The Two Worlds of Nagoya: New publication by Natural Justice and Public Eye

8 December 2016
Nagoya study

Discrepancies in implementing the Nagoya Protocol have consequences for access and benefit sharing.

A new report, published by Public Eye and Natural Justice, shows the large discrepancies between the EU ABS framework and emerging provider country laws in how they implement the Nagoya Protocol, and the consequences for access and benefit sharing.

The study will be presented at a side event during the 13th Conference of the Parties of the Convention on Biological Diversity in Cancún, Mexico on Wednesday 14 December 2016 at 18:15 in Side-event Room 2, Universal building.

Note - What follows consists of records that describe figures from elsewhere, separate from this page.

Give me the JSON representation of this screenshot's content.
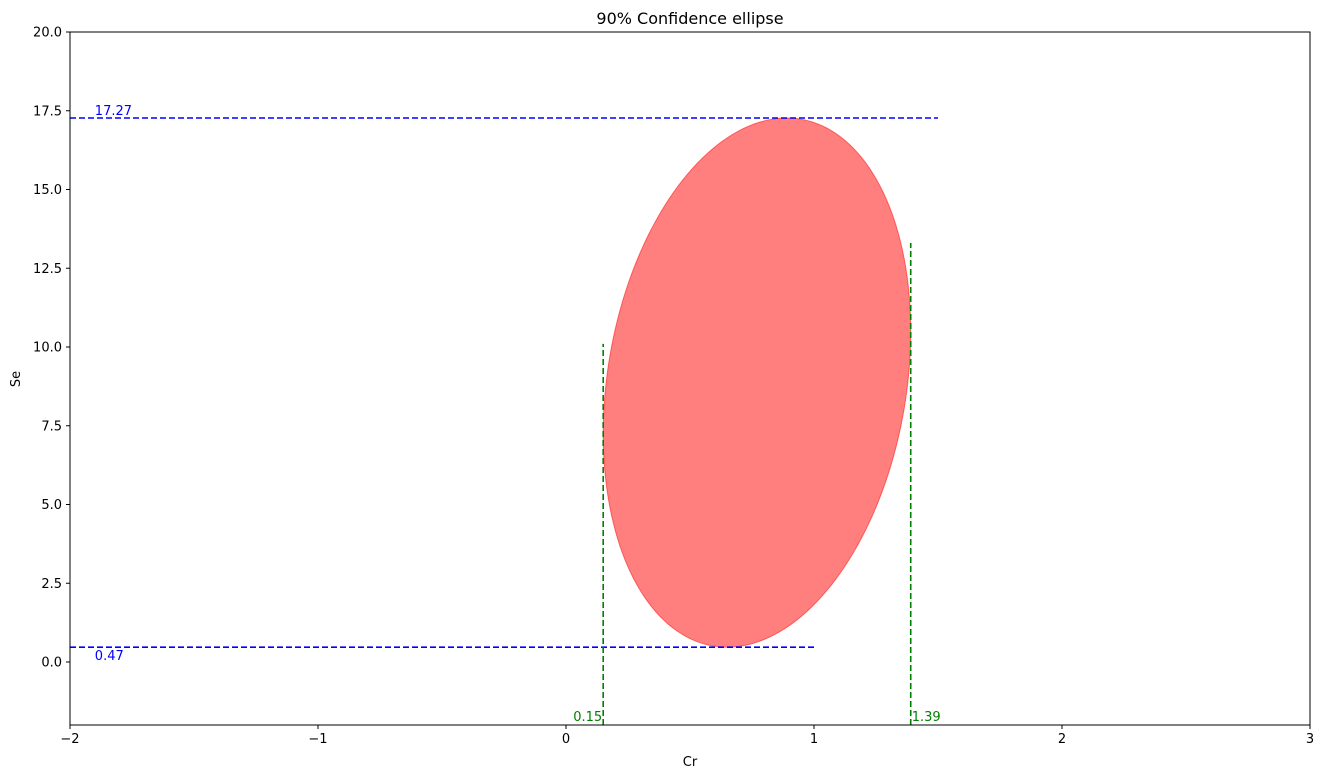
{
  "chart_data": {
    "type": "scatter",
    "title": "90% Confidence ellipse",
    "xlabel": "Cr",
    "ylabel": "Se",
    "xlim": [
      -2,
      3
    ],
    "ylim": [
      -2,
      20
    ],
    "xticks": [
      -2,
      -1,
      0,
      1,
      2,
      3
    ],
    "xtick_labels": [
      "−2",
      "−1",
      "0",
      "1",
      "2",
      "3"
    ],
    "yticks": [
      0,
      2.5,
      5,
      7.5,
      10,
      12.5,
      15,
      17.5,
      20
    ],
    "ytick_labels": [
      "0.0",
      "2.5",
      "5.0",
      "7.5",
      "10.0",
      "12.5",
      "15.0",
      "17.5",
      "20.0"
    ],
    "grid": false,
    "ellipse": {
      "center": [
        0.77,
        8.87
      ],
      "cr_range": [
        0.15,
        1.39
      ],
      "se_range": [
        0.47,
        17.27
      ],
      "cr_at_se_max": 0.89,
      "cr_at_se_min": 0.64,
      "color": "#ff0000",
      "alpha": 0.5
    },
    "hlines": [
      {
        "y": 17.27,
        "x_range": [
          -2,
          1.5
        ],
        "label": "17.27",
        "color": "#0000ff",
        "label_x": -1.9,
        "label_pos": "above"
      },
      {
        "y": 0.47,
        "x_range": [
          -2,
          1.0
        ],
        "label": "0.47",
        "color": "#0000ff",
        "label_x": -1.9,
        "label_pos": "below"
      }
    ],
    "vlines": [
      {
        "x": 0.15,
        "y_range": [
          -2,
          10.1
        ],
        "label": "0.15",
        "color": "#008000",
        "label_pos": "left"
      },
      {
        "x": 1.39,
        "y_range": [
          -2,
          13.3
        ],
        "label": "1.39",
        "color": "#008000",
        "label_pos": "right"
      }
    ]
  }
}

It focuses on three issues:

1. The “temporal scope”

The EU Regulation takes the position that benefit sharing obligations are triggered by the physical access to a genetic resource (GR) or associated traditional knowledge (aTK) in the country of origin, and limits the obligations of users of GRs and aTK to uses of resources that have been accessed in provider countries after the Nagoya Protocol has been ratified by both the EU and the country of origin. This is in contrast with the understanding of most, if not all, provider countries, whose legislations consider that benefit sharing should be triggered by the utilization of GR and aTK. This should include any new utilization of GR and aTK after the entry into force of the Nagoya Protocol or the national ABS law of the provider country, even if the physical access took place before (as is the case with the majority of GR and aTK held in ex-situ collections, for instance).

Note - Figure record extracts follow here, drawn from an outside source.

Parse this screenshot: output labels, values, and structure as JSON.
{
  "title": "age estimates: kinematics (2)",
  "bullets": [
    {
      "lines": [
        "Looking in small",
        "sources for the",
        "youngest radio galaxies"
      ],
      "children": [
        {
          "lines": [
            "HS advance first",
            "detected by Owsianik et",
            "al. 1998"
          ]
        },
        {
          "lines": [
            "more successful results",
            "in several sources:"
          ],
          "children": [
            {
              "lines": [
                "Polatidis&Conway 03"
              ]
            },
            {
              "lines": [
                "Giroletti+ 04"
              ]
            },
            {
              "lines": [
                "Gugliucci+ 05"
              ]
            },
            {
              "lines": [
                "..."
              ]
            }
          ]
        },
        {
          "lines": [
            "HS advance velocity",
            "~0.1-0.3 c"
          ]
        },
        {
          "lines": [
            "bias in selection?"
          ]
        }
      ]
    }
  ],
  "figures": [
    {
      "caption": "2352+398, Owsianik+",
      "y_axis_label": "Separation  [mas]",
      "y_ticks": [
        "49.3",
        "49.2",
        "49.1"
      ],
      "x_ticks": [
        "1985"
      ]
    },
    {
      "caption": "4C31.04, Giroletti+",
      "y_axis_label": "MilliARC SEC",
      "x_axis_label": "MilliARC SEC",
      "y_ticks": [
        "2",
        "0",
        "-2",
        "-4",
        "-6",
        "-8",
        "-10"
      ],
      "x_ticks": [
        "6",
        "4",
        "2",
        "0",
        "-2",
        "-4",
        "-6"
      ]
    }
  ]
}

2. Associated Traditional Knowledge

The EU regulation limits the aTK that falls under its provisions by defining it as “traditional knowledge held by an indigenous or local community that is relevant for the utilisation of genetic resources and that is as such described in the mutually agreed terms applying to the utilisation of genetic resources”. This definition – i.e. including only aTK that is mentioned in MAT – is concerning because it makes it near impossible to track the illegal access and utilisation of aTK, i.e. the utilisation of aTK which has been accessed without PIC (prior informed consent) and MAT.

3. The “import loophole”

A significant gap in the EU regulation exists because it requires due diligence only from users of GR and aTK within the EU – not from parties selling or otherwise commercially profiting from products based on GR and aTK which were developed outside of the EU and then imported.

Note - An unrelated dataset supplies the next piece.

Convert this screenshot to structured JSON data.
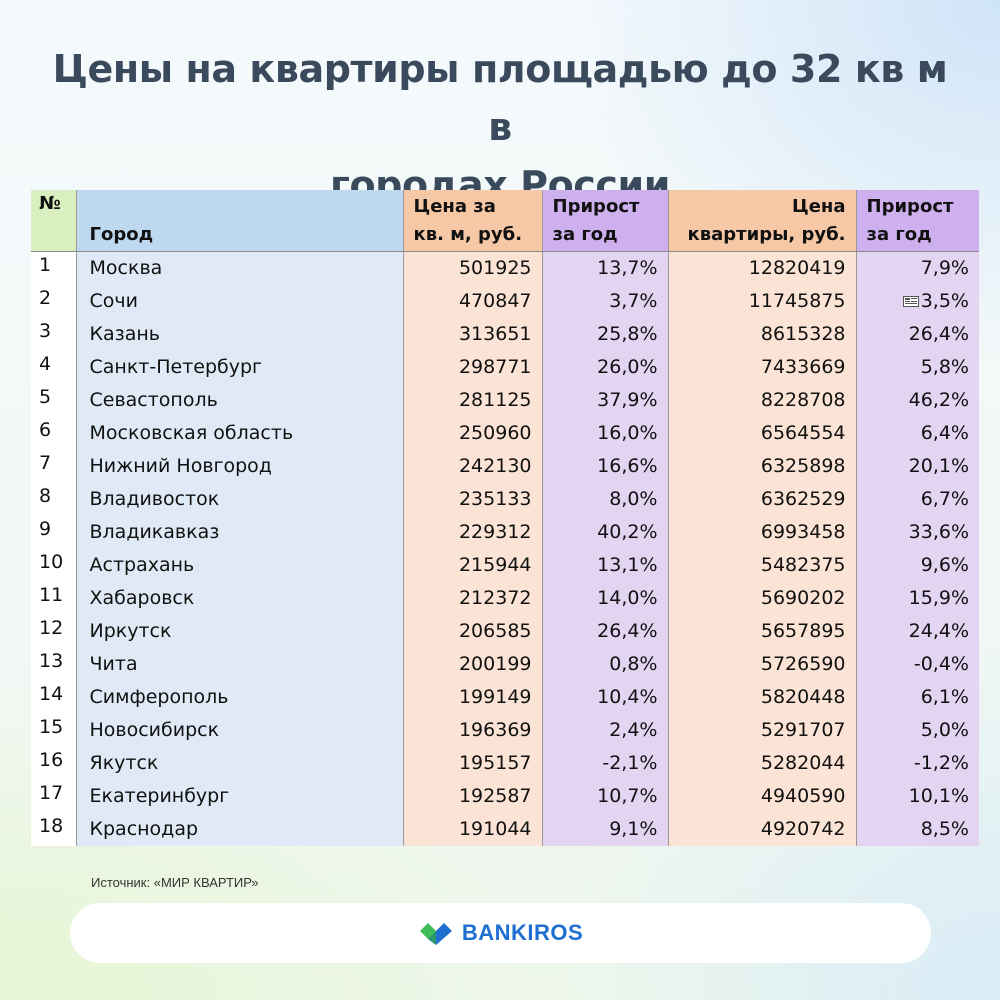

The study argues that these discrepancies between the EU regulation and provider country legislations will lead to legal uncertainty for providers and users alike. This in turn, if solutions are not found, could lead to more restrictive access measures by provider countries. It goes on to propose potential measures that can be taken by various actors to maintain the spirit of the CBD and the Nagoya Protocol, fulfil the rights of provider countries and of indigenous peoples and local communities, and achieve fair and equitable benefit sharing.